The dress is too tight and too ruched. (Or whatever the word is.) It cuts across her chest in a weird way and makes breathing in deeply a chore. And dangerous. The hemline is too long for her liking and restricting her stride as she walks. It causes her to waddle and look largely uncoordinated. And the colour.
The colour is a harsh peach. If peach can ever be considered harsh. It’s garish and clashes hugely with the purple dahlias that make up the bouquet she is clasping tightly in both hands and against her chest. At least her shoes are comfortable. She had been allowed to choose her shoes, and had gone with a well worn (but still presentable) pair of nude court shoes that she figured would be the safest bet given the colour of the dress. That damn colour. Peach (pastel in general) had never been her favourite colour and this cemented her dislike.

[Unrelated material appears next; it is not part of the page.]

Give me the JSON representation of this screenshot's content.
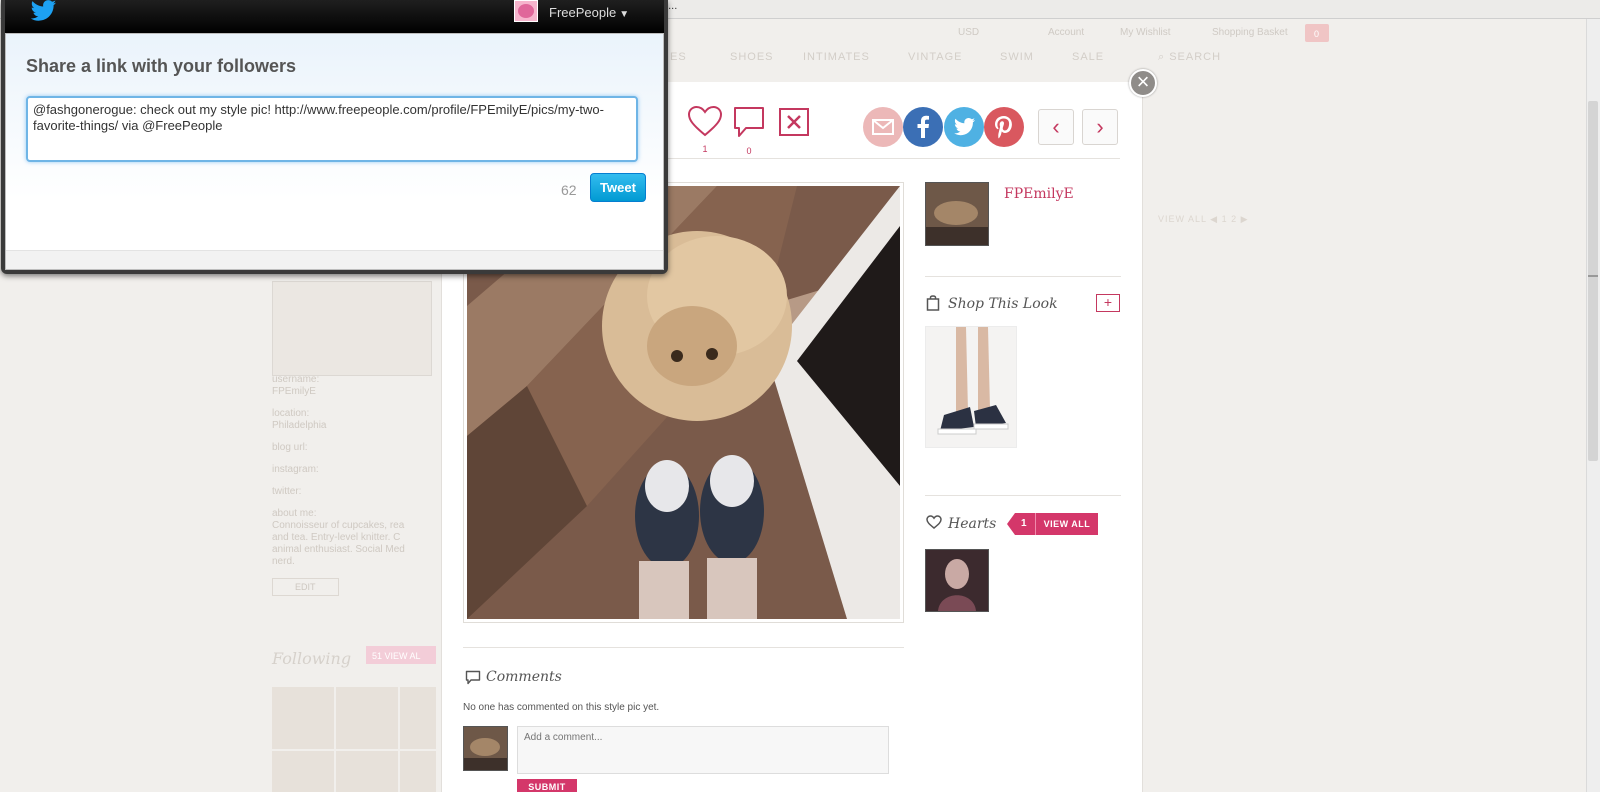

The corridor she is currently standing (more of a walkway because it’s outside) in is cold. Although that may be because of the breeze whistling around her, the bride and the two bridesmaids in front of her.
There is a clear nervous tension in this moment. While they stand waiting for the doors to open and the music to start. The gradual procession of bridesmaids, to the maid of honour (her), and then the main event. The bride in all her glory.
The idea of walking down that aisle in this dress terrified her. It was ugly, constricting unflattering and made her look like a penguin. And the colour. Why the peach? But it wasn’t her day. It was her sister’s. She cast a glance back, taking in the arches of the walkway, the blue sky with wisps of cloud scattered around and the glaring shine of the sun, her eyes eventually settling on her sister. They shared a smile and her sister exhaled on a laugh of disbelief. Then the doors opened. The bridesmaids walked through them and then she took a deep, yet constricted, breath and made her way towards the altar.